Una nuova ricerca restituirà il gusto autentico e dimenticato del pomodoro: le scoperte genetiche hanno permesso di individuare i geni adatti a recuperare il suo vero aroma, ormai scomparso durante il processo di selezione delle industrie alimentari.
Il pomodoro di cinquant’anni fa era piuttosto diverso rispetto a quello di oggi: aveva frutti più piccoli, più dolci e più appetitosi. A confermarlo, è stato un gruppo di scienziati proveniente dall’Istituto genomica agricola di Shenzhen, in Cina e dall’Università della Florida di Gainesville. Siccome la vendita del pomodoro “moderno” privo di sapore rappresenta un problema piuttosto diffuso in tutto il mondo, sono intervenuti ricercatori originari di quattro paesi differenti: Cina, Stati Uniti, Israele e Spagna. Tra questi è presente Harry Klee, agronomo dell’Università della Florida che sostiene che per ritrovare nuovamente nei supermercati il pomodoro dal “vecchio” e deciso aroma, devono passare ancora circa quattro o cinque anni.
Per la ricerca pubblicata sulla rivista Science, sono state sequenziate geneticamente 398 tipologie di pomodori selvatici, commerciali e tradizionali dei quali un terzo sono di origine italiana. Tali ortaggi sono stati sottoposti a circa 160 consumatori per stabilirne e valutarne le caratteristiche migliori. Da tale analisi effettuata, è stato rilevato che rispetto a cinquant’anni fa i frutti sono divenuti più grandi e più compatti per una maggiore resa e durata nel tempo. Un altro aspetto individuato è la riduzione del numero di zuccheri e della quantità di composti aromatici, esistenti in unità piuttosto piccole e ignorate dai selezionatori, ma prettamente rilevanti per determinare il gusto tipico del pomodoro. Da tali osservazioni, è emerso che la correlazione tra ridotto tasso di zuccheri e frutti di grandi dimensioni è apparsa piuttosto evidente, e in natura non è possibile trovare nell’ortaggio entrambe le caratteristiche. Per quanto concerne i composti aromatici, ne sono stati individuati circa tredici. Questi ultimi, rappresentano delle molecole piuttosto piccole prodotte grazie a dei geni che purtroppo vengono trascurati dagli agricoltori per facilitare il trasporto dei frutti. Grazie agli scienziati tali geni sono stati individuati, e in seguito saranno reintegrati con tecniche selettive biologiche e senza OGM per restituire all’ortaggio le sue proprietà originali.
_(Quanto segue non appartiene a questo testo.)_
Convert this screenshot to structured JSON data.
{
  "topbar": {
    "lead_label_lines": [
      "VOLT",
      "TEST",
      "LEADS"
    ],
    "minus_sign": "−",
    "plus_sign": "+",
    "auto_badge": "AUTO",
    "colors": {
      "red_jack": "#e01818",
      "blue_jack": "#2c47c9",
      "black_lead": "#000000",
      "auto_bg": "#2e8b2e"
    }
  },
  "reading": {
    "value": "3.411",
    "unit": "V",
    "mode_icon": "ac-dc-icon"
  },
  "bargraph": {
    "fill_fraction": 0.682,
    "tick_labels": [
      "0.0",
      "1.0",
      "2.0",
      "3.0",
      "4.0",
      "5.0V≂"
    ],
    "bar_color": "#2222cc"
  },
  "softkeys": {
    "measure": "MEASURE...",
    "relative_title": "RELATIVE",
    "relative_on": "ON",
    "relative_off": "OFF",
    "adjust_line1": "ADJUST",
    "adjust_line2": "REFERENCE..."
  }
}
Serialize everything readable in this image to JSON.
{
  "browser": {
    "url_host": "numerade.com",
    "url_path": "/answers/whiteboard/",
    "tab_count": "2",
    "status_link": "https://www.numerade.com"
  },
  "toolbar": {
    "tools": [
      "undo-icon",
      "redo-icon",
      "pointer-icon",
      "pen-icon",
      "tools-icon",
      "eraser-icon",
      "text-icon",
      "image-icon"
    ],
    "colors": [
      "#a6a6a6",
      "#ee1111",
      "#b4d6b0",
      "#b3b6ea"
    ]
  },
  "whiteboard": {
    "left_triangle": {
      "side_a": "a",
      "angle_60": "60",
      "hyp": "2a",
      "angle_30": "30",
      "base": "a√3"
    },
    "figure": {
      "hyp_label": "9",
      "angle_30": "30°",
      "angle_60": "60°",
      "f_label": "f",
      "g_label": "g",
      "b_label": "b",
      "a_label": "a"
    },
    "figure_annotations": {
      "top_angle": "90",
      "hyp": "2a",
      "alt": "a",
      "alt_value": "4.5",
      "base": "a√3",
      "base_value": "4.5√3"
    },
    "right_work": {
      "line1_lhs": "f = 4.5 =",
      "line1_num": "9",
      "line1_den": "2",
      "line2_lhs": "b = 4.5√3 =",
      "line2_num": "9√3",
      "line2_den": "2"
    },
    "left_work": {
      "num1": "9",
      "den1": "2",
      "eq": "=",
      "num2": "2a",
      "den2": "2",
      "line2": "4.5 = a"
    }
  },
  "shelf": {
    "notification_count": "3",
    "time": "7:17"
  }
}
Il professor Frusciante, docente di genetica vegetale dell’Università degli Studi di Napoli Federico II, sostiene che la genetica riuscirà a recuperare il sapore dimenticato del pomodoro, ma dovremmo prestare attenzione anche alla sua provenienza e all’uso per il quale è destinato. «Ci sono quelli adatti per l’insalata, quelli per il sugo e per il succo. Esiste il pomodoro vesuviano che viene sospeso a grappoli e mantiene la sua freschezza fino a marzo, e si coltiva solo nella zona del Vesuvio. Poi ne esistono altri tipi come il Cuore di Bue a Genova, il pachino in Sicilia, il Sorrentino a Sorrento, e poi il corbarino in Puglia: per preservare meglio il gusto non bisogna mai separare tali combinazioni» ha dichiarato Frusciante. Per quanto riguarda la misurazione degli zuccheri presenti nel pomodoro, occorre utilizzare il metodo Brix in quanto è capace di rilevarne il grado al suo interno come per le barbabietole e l’uva.